Intersectional Ethnicity and Gender Pay Gap

Further work to understand the data from an intersectional point of view is underway to provide an insight into hidden gaps, such as those that can exist between gender and ethnicity.

While the data sets included in this report for both gender and ethnicity vary slightly in headcount, nevertheless it is still a fruitful exercise and will help to direct future resources aimed at closing existing pay gaps and enable the University to remain vigilant of developing issues.

Intersectional median hourly pay gap rates, 2021

Ethnicity Male Hourly Pay Female Hourly Pay
White £18.59 £15.92
Black £20.28 £14.65
Asian £18.57 £17.45
Mixed Race £19.12 £16.10
Arab £20.69 £9.32
Other £20.97 £15.45
Unknown £25.96 £13.85

The total headcount for ethnicity is lower than gender because of an absence of data collection from the Student Employment Agency.
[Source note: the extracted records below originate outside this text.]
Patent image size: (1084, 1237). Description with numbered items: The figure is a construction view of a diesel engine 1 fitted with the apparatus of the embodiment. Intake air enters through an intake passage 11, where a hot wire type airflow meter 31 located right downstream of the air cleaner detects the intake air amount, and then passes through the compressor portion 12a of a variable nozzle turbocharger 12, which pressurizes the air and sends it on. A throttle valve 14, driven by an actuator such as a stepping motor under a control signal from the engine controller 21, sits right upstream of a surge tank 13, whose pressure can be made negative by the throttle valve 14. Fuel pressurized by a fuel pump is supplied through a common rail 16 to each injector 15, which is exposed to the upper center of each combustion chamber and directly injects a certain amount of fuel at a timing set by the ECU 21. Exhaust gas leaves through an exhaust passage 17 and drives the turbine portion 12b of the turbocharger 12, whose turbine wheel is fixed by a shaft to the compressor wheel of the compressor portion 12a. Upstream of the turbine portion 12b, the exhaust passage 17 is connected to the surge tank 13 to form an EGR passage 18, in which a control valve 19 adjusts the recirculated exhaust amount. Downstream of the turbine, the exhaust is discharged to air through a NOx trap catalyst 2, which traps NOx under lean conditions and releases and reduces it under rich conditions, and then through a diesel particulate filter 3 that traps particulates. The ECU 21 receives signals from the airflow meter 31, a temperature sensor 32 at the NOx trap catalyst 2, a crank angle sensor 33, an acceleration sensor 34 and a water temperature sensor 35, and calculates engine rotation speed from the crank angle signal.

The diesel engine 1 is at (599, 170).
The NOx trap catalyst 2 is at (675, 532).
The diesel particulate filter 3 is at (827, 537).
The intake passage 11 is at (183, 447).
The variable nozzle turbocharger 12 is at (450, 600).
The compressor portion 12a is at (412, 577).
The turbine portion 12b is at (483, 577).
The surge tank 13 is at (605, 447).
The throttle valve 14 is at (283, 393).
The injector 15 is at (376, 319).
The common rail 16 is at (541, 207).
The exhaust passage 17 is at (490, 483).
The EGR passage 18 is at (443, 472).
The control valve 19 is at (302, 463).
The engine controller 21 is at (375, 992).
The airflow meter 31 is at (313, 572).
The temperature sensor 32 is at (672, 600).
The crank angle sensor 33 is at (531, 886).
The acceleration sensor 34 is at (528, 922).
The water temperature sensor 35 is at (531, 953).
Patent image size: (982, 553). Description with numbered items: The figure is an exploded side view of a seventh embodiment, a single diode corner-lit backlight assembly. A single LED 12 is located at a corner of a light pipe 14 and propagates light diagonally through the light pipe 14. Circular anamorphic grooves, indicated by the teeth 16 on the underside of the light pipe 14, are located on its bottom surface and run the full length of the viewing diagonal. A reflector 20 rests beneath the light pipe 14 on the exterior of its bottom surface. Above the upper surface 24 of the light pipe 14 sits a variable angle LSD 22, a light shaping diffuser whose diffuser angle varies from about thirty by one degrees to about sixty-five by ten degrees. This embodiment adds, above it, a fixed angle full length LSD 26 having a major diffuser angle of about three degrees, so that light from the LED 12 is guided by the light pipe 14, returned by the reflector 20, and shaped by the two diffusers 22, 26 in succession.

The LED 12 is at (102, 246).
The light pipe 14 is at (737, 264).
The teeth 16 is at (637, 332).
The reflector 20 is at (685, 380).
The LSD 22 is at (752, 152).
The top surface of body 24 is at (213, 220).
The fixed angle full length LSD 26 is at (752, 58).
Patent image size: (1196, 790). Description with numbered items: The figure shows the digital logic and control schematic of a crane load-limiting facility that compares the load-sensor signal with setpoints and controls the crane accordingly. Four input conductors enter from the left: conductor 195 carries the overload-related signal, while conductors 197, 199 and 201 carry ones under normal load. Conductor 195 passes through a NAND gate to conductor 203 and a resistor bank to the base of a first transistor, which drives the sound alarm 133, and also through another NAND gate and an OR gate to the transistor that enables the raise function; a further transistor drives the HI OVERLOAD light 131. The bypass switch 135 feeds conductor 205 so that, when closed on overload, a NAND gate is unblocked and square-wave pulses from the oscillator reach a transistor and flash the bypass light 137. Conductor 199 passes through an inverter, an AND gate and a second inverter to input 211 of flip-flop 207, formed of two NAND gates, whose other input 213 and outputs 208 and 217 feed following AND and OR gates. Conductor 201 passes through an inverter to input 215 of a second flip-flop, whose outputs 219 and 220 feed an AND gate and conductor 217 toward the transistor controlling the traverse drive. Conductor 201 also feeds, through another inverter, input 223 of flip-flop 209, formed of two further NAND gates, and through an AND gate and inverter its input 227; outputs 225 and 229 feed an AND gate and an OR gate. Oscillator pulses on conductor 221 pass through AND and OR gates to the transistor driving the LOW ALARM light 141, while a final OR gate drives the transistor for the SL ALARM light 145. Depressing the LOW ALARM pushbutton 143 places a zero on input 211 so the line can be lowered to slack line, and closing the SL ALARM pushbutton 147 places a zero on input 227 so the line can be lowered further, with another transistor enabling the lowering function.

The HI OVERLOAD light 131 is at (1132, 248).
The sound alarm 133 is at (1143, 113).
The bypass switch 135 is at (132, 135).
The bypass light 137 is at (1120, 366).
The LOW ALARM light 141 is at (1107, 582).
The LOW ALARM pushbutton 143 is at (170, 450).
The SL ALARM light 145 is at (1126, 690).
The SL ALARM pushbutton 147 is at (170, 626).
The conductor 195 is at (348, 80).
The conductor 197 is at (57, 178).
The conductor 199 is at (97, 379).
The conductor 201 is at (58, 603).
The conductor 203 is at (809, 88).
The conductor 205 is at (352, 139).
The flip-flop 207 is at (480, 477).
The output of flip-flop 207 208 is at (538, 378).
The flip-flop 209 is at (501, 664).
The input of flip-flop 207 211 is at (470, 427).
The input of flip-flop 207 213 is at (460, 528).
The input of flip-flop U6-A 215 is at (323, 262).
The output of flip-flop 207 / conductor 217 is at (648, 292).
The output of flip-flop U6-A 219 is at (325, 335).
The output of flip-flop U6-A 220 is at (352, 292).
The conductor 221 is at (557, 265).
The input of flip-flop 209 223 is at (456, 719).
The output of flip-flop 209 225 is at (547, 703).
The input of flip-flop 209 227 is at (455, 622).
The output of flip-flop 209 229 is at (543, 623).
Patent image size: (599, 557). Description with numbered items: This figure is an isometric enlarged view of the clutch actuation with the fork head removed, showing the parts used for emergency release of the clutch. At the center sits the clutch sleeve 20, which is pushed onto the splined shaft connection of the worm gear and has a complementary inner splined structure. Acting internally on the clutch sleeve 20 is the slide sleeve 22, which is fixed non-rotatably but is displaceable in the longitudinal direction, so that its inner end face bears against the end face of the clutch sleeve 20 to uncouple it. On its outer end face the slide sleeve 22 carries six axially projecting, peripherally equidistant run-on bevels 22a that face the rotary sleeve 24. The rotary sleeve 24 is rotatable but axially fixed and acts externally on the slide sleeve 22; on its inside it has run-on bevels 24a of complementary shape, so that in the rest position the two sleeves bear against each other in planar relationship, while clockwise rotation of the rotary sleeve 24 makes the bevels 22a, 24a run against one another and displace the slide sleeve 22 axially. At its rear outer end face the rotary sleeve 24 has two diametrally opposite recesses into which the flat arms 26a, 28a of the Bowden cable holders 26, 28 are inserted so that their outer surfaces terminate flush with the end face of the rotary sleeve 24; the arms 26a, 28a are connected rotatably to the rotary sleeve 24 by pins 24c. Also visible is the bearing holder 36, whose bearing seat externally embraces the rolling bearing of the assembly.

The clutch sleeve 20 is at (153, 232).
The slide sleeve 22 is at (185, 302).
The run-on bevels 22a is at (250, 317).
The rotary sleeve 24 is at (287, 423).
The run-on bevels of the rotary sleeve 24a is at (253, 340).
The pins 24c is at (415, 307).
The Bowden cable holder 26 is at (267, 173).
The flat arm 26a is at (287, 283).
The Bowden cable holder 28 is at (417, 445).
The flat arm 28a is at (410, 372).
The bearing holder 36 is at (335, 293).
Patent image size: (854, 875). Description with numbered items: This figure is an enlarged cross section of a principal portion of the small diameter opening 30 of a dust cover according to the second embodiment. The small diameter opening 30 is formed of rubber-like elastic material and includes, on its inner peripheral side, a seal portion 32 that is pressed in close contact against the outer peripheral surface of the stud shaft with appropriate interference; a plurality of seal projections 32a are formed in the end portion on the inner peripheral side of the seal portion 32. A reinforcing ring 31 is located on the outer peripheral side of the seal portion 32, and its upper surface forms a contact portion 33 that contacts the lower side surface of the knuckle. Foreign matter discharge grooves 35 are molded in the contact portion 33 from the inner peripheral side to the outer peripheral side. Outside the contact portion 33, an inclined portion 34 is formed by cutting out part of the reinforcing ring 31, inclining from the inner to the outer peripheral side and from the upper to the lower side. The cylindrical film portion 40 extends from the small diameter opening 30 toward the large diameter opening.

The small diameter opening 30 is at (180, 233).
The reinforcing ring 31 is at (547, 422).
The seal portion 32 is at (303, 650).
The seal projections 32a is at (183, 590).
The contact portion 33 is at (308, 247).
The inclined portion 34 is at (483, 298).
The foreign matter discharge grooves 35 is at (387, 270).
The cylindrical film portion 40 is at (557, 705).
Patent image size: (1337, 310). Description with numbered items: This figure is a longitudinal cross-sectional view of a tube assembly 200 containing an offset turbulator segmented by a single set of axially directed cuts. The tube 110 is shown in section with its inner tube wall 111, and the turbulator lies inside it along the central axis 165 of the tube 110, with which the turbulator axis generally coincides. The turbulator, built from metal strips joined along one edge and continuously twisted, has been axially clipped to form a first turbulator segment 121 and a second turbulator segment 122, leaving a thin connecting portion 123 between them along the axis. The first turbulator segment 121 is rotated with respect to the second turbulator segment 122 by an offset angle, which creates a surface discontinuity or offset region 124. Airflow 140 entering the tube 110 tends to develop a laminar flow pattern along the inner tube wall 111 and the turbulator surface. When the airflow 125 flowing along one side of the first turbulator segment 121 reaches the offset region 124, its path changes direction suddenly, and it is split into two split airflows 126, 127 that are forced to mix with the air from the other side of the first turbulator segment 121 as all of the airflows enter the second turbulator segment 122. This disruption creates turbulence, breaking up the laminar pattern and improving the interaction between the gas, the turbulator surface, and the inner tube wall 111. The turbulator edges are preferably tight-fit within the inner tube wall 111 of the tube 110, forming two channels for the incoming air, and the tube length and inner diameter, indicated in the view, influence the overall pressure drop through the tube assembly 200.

The median hourly rate of pay for all males is higher than that of all females, regardless of its intersection with ethnicity. This picture is consistent with our understanding of the current gender pay gap data.

There is variance in the hourly rates between gender and ethnicity when examined through each collected ethnic identity. However, due to the small sample sizes, the data should be viewed with caution at this stage.

For example, there is a significant difference in the hourly rate of pay between male staff who identify as Arab and female staff who identify with the same ethnicity. However, the distribution of Arab staff through the pay quartiles (between the lowest and highest) relates to a total of seven staff who identify as Arab.

As the University increases the diversity of its staff base, the intersectional pay gap data will become more beneficial.

Intersectional distribution of gender and ethnicity by pay quartiles, 2021

Quartile 1 Quartile 2 Quartile 3 Quartile 4
White 82% 80% 88% 90%
Female 89% 88% 89% 91%
BAME Male 17% 20% 12% 9%
BAME Female 10% 12% 11% 10%

When considering pay quartiles through the intersectional lens of gender and ethnicity, it is noted that people who identify as white are disproportionately over-represented in each quartile.

In quartile one, there is a higher percentage of BAME males who work in the lowest-paid roles compared to BAME females.

In quartile four, the highest-paid roles, there is equal occupancy of BAME males and BAME females.

When compared with the general population where there is a larger ethnicity pay gap for males than there is for females, the University appears to be following a pattern.

Similarly, within the general population, the hourly median pay gap between people who identify as white and people who identify with a minority ethnic background has continued to narrow.

The University’s commitment to race equity through the Race Equality Charter will ensure that career progression and leadership remain a high priority.